Background A growing body of evidence suggests that dysbiosis contributes to the onset and symptomatology of irritable bowel syndrome (IBS) and other functional bowel disorders. Changes to the gastrointestinal microbiome may contribute to the underlying pathophysiology of IBS. Methods The present review summarizes the potential effects of microbiome changes on GI transit, intestinal barrier function, immune dysregulation and inflammation, gut–brain interactions and neuropsychiatric function. Results A multimodal approach to IBS management is recommended in accordance with current Canadian guidelines. Pharmacologic treatments are advised to target the presumed underlying pathophysiological mechanism, such as dysregulation of GI transit, peristalsis, intestinal barrier function and pain signalling.

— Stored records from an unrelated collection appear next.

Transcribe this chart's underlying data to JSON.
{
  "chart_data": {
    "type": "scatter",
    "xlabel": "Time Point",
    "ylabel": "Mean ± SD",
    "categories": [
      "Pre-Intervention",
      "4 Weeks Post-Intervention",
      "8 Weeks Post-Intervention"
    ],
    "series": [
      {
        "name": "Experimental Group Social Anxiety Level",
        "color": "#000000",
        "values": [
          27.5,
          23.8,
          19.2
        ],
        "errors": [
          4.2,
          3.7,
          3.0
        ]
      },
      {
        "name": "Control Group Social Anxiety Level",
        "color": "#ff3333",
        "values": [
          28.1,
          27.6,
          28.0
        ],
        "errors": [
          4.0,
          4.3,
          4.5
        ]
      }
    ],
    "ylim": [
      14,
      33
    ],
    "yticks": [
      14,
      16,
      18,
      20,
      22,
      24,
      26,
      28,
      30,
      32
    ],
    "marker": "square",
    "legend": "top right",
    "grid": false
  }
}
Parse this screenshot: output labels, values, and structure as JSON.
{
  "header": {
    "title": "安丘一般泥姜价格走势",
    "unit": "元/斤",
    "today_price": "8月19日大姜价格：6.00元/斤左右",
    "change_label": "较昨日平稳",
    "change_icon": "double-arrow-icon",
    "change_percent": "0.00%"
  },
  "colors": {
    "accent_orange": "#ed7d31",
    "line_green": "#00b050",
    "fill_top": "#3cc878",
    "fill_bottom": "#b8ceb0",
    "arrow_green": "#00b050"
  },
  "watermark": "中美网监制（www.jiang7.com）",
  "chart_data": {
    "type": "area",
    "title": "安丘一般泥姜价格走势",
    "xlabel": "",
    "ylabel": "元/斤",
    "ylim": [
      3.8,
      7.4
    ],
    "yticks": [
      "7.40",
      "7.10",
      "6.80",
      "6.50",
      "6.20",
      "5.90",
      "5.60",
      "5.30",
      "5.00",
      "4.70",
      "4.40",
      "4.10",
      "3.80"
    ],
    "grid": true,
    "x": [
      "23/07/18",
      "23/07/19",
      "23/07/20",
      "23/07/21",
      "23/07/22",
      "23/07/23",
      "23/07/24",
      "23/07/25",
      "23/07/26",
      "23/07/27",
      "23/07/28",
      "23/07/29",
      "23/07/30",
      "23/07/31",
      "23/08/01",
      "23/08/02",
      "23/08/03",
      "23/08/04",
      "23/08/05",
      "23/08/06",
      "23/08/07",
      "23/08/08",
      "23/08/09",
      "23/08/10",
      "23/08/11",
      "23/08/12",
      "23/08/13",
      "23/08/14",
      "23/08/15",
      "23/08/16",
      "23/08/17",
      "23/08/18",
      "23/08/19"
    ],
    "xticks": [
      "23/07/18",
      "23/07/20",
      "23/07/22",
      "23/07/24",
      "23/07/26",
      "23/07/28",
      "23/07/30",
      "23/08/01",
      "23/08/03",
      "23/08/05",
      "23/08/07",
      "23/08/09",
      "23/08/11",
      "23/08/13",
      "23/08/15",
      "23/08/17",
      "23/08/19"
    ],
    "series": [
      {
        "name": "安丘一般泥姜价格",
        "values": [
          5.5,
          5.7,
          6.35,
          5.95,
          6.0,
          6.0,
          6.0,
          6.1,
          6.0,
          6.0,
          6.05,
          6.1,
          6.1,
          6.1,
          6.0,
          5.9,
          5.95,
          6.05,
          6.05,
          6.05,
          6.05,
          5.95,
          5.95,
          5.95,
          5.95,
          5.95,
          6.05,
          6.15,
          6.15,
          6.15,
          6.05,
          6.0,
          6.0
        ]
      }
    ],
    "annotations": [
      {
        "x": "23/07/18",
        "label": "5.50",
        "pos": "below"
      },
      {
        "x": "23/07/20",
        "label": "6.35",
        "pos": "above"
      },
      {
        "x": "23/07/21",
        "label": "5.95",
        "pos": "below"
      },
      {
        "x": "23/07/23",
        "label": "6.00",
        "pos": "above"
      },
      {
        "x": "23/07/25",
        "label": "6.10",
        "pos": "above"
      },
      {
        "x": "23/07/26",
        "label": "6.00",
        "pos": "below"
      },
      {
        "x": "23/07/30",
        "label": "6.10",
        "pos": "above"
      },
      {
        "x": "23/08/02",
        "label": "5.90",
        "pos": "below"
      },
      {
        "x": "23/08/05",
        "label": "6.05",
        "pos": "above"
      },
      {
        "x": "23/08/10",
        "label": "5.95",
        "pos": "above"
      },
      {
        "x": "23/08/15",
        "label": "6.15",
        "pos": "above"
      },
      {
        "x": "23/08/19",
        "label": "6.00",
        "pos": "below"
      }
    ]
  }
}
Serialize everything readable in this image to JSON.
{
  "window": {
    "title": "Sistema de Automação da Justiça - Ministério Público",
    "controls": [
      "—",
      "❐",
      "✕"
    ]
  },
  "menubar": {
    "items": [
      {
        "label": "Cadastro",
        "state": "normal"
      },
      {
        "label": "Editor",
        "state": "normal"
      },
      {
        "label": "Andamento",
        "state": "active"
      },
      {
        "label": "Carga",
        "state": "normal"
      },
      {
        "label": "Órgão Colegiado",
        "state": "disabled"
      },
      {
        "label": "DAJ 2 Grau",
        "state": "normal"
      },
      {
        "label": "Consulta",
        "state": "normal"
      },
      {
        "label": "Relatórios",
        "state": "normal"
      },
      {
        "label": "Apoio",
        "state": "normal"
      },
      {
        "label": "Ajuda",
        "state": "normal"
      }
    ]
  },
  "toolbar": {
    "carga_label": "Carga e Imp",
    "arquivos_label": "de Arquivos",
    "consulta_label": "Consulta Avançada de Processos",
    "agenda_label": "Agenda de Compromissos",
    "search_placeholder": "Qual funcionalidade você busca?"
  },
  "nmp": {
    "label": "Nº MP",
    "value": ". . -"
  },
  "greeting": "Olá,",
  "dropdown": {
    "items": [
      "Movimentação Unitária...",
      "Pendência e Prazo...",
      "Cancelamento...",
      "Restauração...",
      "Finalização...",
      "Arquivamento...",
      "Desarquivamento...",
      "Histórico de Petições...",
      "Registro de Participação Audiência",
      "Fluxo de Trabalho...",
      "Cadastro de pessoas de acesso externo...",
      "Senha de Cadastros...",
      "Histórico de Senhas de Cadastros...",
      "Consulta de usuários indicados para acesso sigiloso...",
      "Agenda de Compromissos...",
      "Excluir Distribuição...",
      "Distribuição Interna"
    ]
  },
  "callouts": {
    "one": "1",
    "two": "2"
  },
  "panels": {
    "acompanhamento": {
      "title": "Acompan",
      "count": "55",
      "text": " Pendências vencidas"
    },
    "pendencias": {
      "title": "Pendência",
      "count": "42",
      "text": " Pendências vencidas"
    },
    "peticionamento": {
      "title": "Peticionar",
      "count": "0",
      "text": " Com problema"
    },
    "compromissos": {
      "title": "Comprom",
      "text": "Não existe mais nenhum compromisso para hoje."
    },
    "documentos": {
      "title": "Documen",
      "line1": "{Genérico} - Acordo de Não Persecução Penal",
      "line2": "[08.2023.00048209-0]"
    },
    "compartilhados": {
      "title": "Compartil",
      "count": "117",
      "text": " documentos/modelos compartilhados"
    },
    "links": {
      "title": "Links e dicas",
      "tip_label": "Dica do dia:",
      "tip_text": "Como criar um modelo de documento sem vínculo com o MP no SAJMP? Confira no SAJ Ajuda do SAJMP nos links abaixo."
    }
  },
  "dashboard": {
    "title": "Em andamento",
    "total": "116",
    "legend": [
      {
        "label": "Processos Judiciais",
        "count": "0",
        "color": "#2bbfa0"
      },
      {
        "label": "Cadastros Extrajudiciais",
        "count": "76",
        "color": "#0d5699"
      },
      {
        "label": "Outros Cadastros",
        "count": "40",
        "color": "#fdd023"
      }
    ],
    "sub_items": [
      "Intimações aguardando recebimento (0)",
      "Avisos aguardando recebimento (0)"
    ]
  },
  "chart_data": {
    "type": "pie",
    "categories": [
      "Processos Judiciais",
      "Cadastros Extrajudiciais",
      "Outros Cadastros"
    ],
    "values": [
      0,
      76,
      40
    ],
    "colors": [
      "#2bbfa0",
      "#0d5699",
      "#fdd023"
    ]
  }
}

The management plan for IBS may also include treatments directed at dysbiosis, including dietary modification and use of probiotics, which may promote the growth of beneficial bacteria, affect intestinal gas production and modulate the immune response; and the administration of periodic short courses of a nonsystemic antibiotic such as rifaximin, which may re-establish microbiota diversity and improve IBS symptoms. Conclusion Dysregulated host–microbiome interactions are complex and the use of microbiome-directed therapies will necessarily be empiric in individual patients. A management algorithm comprising microbiome- and nonmicrobiome-directed therapies is proposed.